Automáticamente, todos dirigimos la vista a la puerta acristalada, donde pudimos ver como mi supuesto ligue se acercaba demasiado al otro extranjero de aspecto alemán que había estado apartado también del grupo durante la visita. Una de sus manos se encontraba en su hombro, mientras la otra estaba en su teléfono, donde le enseñaba algo que no logramos ver.

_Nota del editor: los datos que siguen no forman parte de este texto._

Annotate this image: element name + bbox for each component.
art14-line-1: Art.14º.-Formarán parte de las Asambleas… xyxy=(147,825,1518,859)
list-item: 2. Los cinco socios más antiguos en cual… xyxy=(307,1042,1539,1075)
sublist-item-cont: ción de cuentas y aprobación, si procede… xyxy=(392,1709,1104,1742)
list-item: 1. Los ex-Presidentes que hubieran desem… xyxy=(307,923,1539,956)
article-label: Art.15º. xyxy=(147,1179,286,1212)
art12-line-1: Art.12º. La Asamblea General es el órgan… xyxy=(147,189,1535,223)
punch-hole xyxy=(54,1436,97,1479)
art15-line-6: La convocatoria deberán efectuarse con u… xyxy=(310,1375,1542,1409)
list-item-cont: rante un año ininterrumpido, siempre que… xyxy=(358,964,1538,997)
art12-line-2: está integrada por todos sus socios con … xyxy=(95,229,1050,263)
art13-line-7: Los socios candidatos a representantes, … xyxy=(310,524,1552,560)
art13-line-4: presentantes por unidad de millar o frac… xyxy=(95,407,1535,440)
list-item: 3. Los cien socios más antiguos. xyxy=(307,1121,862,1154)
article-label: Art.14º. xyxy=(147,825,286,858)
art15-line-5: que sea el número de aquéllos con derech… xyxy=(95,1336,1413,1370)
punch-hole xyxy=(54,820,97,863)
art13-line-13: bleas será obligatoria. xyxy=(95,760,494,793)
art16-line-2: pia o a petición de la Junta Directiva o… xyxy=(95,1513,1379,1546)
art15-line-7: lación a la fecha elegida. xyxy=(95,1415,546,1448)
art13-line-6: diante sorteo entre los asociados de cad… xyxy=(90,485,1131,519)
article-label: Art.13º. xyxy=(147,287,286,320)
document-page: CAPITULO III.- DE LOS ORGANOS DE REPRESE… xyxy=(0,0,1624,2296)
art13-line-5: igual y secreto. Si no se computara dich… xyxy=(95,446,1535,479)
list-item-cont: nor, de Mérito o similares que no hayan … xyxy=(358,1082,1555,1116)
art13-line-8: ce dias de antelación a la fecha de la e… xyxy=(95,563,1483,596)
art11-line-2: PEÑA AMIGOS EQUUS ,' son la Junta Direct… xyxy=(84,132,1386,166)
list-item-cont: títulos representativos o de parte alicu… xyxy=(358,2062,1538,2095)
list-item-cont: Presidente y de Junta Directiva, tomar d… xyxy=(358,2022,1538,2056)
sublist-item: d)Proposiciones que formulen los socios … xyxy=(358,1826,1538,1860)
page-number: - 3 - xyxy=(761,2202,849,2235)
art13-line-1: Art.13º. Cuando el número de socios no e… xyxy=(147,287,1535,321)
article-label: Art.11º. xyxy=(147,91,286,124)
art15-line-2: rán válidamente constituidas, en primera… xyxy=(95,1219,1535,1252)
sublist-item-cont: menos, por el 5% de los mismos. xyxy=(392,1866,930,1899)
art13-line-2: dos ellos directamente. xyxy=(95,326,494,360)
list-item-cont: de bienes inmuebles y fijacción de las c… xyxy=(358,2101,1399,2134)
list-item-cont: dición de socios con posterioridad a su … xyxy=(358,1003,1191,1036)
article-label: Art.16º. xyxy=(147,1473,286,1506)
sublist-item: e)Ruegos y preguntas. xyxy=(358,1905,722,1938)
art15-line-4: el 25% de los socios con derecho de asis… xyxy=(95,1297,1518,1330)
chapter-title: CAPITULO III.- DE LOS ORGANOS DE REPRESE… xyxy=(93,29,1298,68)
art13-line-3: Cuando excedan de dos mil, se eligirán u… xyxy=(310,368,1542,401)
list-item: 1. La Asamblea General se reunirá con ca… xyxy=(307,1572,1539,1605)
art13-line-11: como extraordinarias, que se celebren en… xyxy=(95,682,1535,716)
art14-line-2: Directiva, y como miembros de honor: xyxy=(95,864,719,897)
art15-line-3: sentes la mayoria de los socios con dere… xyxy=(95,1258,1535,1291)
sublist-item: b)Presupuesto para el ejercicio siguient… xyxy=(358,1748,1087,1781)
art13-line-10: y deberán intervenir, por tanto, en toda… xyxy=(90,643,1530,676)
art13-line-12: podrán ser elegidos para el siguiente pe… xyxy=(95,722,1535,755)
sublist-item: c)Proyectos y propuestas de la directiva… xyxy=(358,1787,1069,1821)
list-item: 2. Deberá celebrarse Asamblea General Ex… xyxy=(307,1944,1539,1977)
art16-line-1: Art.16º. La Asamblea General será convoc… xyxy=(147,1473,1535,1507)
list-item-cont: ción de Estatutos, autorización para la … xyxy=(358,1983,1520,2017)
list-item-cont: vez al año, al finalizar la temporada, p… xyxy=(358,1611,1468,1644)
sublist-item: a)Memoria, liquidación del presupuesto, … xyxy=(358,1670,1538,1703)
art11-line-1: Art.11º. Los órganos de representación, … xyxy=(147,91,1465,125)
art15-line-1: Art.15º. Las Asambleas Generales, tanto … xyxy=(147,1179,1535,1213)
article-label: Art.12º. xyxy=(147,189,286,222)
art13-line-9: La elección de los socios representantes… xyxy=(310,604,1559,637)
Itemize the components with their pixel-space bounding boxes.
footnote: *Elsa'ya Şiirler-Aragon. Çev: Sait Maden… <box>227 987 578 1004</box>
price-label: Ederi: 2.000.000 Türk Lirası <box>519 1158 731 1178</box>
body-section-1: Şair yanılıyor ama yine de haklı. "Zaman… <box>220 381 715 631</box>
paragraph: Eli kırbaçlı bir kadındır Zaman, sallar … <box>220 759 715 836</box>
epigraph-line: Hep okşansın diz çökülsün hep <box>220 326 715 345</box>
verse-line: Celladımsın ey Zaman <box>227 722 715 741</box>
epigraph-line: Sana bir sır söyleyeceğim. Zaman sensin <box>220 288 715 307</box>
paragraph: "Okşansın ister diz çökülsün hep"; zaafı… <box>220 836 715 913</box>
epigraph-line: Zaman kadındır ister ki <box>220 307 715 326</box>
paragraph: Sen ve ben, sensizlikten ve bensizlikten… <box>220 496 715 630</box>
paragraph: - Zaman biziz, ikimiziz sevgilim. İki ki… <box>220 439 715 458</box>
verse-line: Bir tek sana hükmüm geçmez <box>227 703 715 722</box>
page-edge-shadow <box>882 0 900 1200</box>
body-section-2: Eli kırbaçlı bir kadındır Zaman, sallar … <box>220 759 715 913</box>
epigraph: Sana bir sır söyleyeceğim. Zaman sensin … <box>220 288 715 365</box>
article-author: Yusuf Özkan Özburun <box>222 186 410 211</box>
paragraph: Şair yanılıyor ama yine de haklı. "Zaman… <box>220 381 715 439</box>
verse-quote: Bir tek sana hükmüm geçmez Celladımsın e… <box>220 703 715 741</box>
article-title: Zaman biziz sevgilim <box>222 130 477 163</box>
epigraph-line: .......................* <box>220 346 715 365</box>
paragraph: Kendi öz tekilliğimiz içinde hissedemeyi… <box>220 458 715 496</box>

—¿Le estará dando su número? —Pregunté yo, emparejándolos al instante, aunque en mi interior lamentaba que fuera gay. Todos los tíos buenos tenían que ser gay y si no que le preguntaran a Ricky Martin.

—¿Le estará enseñando su Grinder? —Subió mi acusación de nivel Ada con el tenedor a medio camino de su boca.

—¿Le estará enseñando su polla enana? —Se burló Ale y ambas apartamos la vista para darle por sus costados un empujón. Al volver al mirar hacia la puerta, la parejita ya había desaparecido.

- Seguro que se fueron al baño a...- Para rematar sus palabras Ale movió su muñeca con su puño cerrado al lado de su mejilla izquierda, mientras inflaba la derecha.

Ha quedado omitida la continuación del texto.